System.out.println(test)
parser.parse(test)
}
This is the parser:
import com.github.trylks.tests.parser.ParserClasses._
import scala.util.parsing.combinator.syntactical._
import scala.util.parsing.combinator.ImplicitConversions
import scala.util.parsing.combinator.PackratParsers
class BaseParser extends StandardTokenParsers with ImplicitConversions with PackratParsers {
val eol = sys.props("line.separator")
lexical.delimiters += ("=", "|", "*", "[", "]", "(", ")", ";", eol)
def rules = rep1sep(rule, eol) ^^ { Rules(_) }
def rule = id ~ "=" ~ repsep(expression, "|") ^^ flatten3 { (e1: ID, _: Any, e3: List[Expression]) => Rule(e1, e3) }
def expression: Parser[Expression] = (element | parenthesized | optional) ^^ { x => x } // and sequence and repetition, but that's another problem...

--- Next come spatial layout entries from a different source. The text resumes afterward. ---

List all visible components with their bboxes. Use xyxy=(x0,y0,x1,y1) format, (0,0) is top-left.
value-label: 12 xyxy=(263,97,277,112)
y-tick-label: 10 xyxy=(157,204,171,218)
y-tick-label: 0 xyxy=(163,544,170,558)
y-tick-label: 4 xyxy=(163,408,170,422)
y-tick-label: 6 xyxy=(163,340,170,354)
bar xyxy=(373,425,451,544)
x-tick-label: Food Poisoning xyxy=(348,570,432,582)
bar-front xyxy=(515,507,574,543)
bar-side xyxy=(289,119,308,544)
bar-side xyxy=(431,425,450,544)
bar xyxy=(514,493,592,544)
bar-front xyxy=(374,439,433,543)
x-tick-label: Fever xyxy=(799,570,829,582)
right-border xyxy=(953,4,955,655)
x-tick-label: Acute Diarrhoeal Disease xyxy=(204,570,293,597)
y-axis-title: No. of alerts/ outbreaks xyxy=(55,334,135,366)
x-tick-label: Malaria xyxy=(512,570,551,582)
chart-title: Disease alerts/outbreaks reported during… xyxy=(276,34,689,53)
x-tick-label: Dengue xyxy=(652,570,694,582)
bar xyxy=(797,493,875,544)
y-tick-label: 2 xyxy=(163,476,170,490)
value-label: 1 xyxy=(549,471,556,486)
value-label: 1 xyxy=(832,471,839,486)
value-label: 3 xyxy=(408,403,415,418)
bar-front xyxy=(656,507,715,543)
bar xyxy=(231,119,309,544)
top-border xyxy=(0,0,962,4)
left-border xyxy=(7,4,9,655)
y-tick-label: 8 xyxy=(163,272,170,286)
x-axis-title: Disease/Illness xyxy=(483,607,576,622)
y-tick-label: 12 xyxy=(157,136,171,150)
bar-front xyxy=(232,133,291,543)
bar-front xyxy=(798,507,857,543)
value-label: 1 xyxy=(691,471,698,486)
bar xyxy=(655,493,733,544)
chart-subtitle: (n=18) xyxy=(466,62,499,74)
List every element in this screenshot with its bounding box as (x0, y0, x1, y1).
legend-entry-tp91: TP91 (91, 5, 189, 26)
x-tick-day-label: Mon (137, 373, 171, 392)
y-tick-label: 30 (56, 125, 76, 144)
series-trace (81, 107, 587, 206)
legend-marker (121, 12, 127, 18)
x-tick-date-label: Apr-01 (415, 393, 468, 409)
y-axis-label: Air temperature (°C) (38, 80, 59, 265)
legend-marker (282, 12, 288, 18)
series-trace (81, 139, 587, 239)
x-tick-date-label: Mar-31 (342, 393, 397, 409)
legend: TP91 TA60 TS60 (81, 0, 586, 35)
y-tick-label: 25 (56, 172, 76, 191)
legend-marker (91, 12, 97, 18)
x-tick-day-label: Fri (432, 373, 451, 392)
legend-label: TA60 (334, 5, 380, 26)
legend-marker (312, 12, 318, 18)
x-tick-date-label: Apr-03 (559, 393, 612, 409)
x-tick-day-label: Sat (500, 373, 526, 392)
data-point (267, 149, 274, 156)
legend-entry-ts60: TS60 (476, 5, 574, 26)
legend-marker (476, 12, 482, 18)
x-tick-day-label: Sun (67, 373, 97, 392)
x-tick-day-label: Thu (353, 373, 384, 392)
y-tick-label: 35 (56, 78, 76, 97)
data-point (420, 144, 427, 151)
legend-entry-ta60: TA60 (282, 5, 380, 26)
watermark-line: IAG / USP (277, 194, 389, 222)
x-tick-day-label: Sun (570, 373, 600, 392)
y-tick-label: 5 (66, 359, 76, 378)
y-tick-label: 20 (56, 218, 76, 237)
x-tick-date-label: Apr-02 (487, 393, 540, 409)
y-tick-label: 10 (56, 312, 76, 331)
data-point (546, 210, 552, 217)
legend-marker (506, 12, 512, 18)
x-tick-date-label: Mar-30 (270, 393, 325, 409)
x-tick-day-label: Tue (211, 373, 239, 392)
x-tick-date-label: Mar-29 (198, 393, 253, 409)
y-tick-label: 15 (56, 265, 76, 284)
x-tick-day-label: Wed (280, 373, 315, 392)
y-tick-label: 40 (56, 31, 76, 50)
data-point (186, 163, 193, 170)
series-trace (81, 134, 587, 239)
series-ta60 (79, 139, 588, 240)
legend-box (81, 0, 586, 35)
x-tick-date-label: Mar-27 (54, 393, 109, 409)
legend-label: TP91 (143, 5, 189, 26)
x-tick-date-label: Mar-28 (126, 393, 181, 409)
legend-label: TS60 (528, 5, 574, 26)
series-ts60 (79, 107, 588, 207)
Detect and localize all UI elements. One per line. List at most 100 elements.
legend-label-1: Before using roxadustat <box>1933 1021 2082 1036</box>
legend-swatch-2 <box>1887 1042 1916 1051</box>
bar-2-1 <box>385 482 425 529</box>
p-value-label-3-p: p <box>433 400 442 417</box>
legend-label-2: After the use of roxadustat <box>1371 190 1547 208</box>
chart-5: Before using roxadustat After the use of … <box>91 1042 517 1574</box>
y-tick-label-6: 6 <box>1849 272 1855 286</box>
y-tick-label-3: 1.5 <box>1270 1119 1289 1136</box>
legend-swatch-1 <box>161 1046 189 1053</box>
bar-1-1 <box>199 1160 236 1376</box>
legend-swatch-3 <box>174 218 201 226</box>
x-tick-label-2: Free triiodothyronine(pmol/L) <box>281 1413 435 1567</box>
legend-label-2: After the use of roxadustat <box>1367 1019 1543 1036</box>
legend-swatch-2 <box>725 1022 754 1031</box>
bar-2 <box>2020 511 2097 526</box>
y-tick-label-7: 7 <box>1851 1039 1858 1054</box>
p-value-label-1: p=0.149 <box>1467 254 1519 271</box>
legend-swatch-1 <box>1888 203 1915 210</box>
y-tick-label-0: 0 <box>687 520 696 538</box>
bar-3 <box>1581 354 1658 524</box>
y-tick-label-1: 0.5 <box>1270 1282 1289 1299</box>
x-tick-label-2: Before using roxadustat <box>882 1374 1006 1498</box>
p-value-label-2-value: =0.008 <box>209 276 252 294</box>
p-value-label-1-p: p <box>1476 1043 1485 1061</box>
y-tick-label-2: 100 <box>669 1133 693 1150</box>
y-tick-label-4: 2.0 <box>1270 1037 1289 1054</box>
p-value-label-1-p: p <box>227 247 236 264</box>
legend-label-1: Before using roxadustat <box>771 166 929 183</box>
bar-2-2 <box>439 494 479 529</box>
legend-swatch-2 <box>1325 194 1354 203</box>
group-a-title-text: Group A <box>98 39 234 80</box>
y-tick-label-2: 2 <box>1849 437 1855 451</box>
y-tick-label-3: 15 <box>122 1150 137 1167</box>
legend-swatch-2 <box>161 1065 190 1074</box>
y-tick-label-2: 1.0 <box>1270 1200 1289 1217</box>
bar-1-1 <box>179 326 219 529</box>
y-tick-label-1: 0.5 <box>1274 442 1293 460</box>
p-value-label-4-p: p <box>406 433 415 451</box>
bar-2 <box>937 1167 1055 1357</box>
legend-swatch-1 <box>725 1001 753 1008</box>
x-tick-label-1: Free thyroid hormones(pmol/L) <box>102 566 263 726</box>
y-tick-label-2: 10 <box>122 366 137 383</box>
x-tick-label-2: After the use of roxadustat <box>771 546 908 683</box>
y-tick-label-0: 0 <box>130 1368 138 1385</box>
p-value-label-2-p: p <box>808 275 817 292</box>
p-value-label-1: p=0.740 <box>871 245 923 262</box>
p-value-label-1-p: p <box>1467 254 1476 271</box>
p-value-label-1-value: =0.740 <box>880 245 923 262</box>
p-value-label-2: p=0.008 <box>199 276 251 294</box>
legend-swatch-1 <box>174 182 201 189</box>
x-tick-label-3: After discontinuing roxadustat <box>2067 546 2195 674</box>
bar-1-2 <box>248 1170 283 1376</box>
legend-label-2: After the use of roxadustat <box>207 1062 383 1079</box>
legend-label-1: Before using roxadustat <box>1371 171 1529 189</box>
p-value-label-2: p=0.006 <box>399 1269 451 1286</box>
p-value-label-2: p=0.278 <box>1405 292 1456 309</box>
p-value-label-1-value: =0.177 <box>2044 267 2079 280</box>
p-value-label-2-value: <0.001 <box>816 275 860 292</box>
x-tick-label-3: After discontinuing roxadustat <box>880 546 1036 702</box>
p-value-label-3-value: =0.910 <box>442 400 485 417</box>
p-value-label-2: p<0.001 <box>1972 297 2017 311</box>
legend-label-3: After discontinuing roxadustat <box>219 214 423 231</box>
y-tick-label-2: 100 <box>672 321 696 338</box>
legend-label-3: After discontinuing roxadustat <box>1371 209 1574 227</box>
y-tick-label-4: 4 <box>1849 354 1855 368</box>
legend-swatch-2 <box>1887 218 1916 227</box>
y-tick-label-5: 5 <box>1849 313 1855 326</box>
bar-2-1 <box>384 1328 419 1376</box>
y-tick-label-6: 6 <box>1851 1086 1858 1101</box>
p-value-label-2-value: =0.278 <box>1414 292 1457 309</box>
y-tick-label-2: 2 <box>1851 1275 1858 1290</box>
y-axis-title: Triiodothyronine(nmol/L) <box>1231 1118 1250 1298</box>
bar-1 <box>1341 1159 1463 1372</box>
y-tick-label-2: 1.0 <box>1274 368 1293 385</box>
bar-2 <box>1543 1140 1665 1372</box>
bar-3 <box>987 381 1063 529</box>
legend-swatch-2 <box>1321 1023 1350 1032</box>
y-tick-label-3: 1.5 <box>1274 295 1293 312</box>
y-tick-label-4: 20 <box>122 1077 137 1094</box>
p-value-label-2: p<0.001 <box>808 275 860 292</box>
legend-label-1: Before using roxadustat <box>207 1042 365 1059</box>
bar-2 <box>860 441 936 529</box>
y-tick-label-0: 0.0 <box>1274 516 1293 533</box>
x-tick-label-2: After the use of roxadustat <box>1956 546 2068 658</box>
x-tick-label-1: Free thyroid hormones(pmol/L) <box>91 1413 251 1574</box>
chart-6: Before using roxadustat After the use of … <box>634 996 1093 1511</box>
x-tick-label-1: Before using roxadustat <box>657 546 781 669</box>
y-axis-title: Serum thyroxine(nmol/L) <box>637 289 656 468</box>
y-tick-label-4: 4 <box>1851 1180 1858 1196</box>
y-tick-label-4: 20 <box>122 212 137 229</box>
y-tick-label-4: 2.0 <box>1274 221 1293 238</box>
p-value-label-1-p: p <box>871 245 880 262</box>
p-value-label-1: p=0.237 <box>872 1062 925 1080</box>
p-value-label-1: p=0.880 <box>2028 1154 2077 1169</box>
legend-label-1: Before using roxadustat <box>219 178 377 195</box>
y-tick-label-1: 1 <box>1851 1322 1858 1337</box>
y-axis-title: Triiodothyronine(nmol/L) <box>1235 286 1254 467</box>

def parenthesized: Parser[Expression] = "(" ~> expression <~ ")" ^^ { x => x }
def optional: Parser[Expression] = "[" ~> expression <~ "]" ^^ { Optional(_) }
def element: Parser[Element] = (id | constant) ^^ { x => x }
def constant: Parser[Constant] = stringLit ^^ { Constant(_) }
def id: Parser[ID] = ident ^^ { ID(_) }
def parse(text: String): Option[Rules] = {
val s = rules(new lexical.Scanner(text))
s match {
case Success(res, next) => {
println("Success!\n" + res.toString)
Some(res)
}
case Error(msg, next) => {
println("error: " + msg)
None
}
case Failure(msg, next) => {
println("failure: " + msg)
None
}
}
}
}
These are the classes that you are missing from the previous part of the code:
object ParserClasses {
abstract class Element extends Expression
case class ID(value: String) extends Element {
override def toString(): String = value
}
case class Constant(value: String) extends Element {
override def toString(): String = value
}
abstract class Expression
case class Optional(value: Expression) extends Expression {
override def toString() = s"[$value]"
}
case class Rule(head: ID, body: List[Expression]) {
override def toString() = s"$head = ${body.mkString(" | ")}"
}
case class Rules(rules: List[Rule]) {
override def toString() = rules.mkString("\n")
}
}
The problem is: as the code is now, it doesn't work, it parses only one rule (not both). If I replace eol with ";" (in the main and the parser) then it works (at least for this test).
Most people seem to prefer regex parsers, every blog explaining parser combinators doesn't get into details about the traits that could be extended or not, so I have no idea about those differences or why there are several (I say this because it may be important to understand why the code doesn't work). The problem is: If I try to use regex parsers then I get errors for all the strings that I have specified in the parsers "=", "*", etc.